NEWBURYPORT — A vacant Plum Island home in Newburyport on the verge of being swept into the ocean was damaged by the recent severe winter storm.
Newburyport Fire and Building Department officials responded to and are still monitoring 15 73rd St, after receiving reports that the building was damaged sometime after 10:30 a.m. Friday when the storm intensified. The house is not occupied and has long been a victim of ongoing erosion on Plum Island, according to Acting Fire Chief Stephen H. Bradbury III.
Officials determined that a rear wall of the house had been washed away in the storm, and the build’s second floor was left as cantilevered from the damage. A safety perimeter already exists around the structure, and new caution tape was placed at the site. Officials do not believe that the building is in imminent danger.
The city has been in regular contact with the property owners, and it is the city’s understanding that the home will be torn down in 2023.

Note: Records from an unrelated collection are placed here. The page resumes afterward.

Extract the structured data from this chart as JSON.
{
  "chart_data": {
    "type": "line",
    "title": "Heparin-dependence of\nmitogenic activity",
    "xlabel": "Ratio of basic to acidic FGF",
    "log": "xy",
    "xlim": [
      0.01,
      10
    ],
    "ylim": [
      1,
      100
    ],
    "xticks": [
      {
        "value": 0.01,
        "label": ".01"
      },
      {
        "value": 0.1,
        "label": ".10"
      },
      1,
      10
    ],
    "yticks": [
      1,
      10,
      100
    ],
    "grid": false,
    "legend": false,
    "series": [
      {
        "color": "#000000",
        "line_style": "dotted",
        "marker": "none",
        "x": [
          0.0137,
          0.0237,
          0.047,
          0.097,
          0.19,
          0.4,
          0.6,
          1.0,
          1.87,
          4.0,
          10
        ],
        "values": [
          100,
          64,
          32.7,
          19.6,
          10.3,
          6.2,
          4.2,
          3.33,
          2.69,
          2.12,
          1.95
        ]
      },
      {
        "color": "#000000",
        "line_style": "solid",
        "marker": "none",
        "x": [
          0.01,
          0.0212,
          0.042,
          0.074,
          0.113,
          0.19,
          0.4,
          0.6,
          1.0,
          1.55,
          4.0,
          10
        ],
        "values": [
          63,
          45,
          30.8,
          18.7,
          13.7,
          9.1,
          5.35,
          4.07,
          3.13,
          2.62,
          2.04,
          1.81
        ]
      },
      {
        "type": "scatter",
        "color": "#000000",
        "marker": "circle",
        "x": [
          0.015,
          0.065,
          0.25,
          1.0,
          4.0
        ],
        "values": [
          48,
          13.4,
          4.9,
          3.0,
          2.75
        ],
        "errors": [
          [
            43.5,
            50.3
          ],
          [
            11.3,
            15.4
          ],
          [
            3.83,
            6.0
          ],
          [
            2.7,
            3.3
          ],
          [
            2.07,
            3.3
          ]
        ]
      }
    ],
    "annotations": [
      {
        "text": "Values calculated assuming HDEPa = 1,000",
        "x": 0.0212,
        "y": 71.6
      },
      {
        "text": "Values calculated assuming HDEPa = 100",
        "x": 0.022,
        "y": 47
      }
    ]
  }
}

Beach erosion has long been a concern for Plum Island and its residents. This past summer, Newburyport Mayor Sean Reardon and the towns of Salisbury and Newbury announced a $19 million federal project that included the Army Corps of Engineers dredging nearly 300,000 cubic yards of sand from the Merrimack and Piscataqua rivers to fight back against erosion on Plum Island and in Salisbury and in an effort to rebuild Reservation Terrace, a road on Plum Island.
The home in question is at the corner of 73rd Street and Reservation Terrace.